Great Britain, like the United States, is in the middle of a major push to use student achievement data to improve instruction and school policy. And, like us, the implementation is still a bit hit or miss. Study authors at the university Anthony Kelly, a professor of school improvement and political economy, Christopher Downey, an education lecturer, and Willeke Rietdijk, a research fellow, analyzed the reports of a nationally representative sample of 813 teachers and administrators on their data use across 178 secondary schools in 2009.
While 85 percent of faculty overall said they used student data "frequently," only a little more than a third of lead subject teachers and fewer than one in four classroom teachers reported doing so. Moreover, school leaders voiced more satisfaction with the quality of student data than did teachers. Most schools used a "data manager" at the assistant principal or department head level, and classroom teachers often had limited access to data systems. Moreover, while more than 80 percent of teachers and administrators used assessment data to evaluate students' performance and set targets for them, fewer than half used the data to evaluate or adjust their own teaching strategies.

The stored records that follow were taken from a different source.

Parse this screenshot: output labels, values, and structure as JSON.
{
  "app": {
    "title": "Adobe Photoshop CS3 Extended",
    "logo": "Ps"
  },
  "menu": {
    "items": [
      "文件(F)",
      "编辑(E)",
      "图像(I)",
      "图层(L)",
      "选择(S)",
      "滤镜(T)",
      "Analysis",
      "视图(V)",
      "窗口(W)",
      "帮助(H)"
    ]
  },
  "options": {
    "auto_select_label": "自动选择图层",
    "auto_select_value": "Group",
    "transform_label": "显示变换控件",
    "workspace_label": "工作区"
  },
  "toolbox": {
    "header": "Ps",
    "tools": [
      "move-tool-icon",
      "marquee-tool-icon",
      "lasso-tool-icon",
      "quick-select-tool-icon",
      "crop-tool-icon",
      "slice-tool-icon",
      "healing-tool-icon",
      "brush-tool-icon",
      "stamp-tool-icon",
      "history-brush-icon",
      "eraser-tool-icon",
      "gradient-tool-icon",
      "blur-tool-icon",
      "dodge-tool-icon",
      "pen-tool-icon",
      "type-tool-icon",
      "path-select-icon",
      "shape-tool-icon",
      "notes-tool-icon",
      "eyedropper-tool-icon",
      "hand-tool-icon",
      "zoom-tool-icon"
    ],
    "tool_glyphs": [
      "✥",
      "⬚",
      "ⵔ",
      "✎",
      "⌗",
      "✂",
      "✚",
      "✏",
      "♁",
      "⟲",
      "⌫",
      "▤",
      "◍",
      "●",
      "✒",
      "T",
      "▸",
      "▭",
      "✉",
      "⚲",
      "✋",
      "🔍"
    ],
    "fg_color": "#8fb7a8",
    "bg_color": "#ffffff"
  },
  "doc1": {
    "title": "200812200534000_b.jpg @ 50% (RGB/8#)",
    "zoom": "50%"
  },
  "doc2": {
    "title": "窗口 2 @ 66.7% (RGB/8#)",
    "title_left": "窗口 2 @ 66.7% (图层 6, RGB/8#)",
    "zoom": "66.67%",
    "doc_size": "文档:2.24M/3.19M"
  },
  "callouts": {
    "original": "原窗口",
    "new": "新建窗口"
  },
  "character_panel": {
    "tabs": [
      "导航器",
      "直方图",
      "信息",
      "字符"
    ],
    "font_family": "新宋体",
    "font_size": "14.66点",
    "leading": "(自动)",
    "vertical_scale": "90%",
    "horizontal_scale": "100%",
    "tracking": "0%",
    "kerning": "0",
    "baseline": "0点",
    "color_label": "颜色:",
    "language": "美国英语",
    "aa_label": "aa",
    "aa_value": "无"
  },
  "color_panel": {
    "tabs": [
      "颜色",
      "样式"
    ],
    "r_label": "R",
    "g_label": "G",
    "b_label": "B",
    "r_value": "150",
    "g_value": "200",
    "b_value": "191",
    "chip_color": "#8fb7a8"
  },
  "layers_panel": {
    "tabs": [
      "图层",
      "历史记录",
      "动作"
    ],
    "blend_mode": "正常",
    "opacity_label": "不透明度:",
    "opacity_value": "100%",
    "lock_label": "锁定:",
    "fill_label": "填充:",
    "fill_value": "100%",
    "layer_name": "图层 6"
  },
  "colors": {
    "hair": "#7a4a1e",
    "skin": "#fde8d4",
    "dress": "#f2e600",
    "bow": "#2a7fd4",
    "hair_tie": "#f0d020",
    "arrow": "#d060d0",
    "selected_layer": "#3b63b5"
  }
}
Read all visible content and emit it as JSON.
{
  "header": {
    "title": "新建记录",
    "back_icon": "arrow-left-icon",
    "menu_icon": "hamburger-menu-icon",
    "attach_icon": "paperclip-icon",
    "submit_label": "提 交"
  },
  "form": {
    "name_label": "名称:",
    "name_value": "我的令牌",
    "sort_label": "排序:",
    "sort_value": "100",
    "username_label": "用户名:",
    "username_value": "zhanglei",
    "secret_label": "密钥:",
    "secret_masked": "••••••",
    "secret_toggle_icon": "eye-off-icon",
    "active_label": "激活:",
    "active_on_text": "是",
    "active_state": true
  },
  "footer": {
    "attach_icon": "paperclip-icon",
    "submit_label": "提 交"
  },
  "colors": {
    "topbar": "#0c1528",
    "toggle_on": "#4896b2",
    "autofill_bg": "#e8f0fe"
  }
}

"Classroom teachers feel that ranking schools according to performance (and other 'external' reasons) is why the government collects pupil performance data, and there is considerable resentment about this because it is thought the government does not trust teachers to act professionally," the researchers found.
Teachers preferred to use their own data, generated from classroom assessments, homework and the like, to improve instruction. Teachers trusted their own data as more accurate, consistent, and timely, and they could more easily interpret the data in the context of students' motivation and other class issues. They also trusted their own judgement more than the national test scores, believing the latter to be unreliable and useless to inform non-tested subjects.
None of those sentiments would be unfamiliar among American teachers. And education leaders here might take a lesson from the differences among British teachers who did and did not use data. More experienced teachers and those given more access and training in how to analyze the information they received were more likely to actually use it to inform their instruction.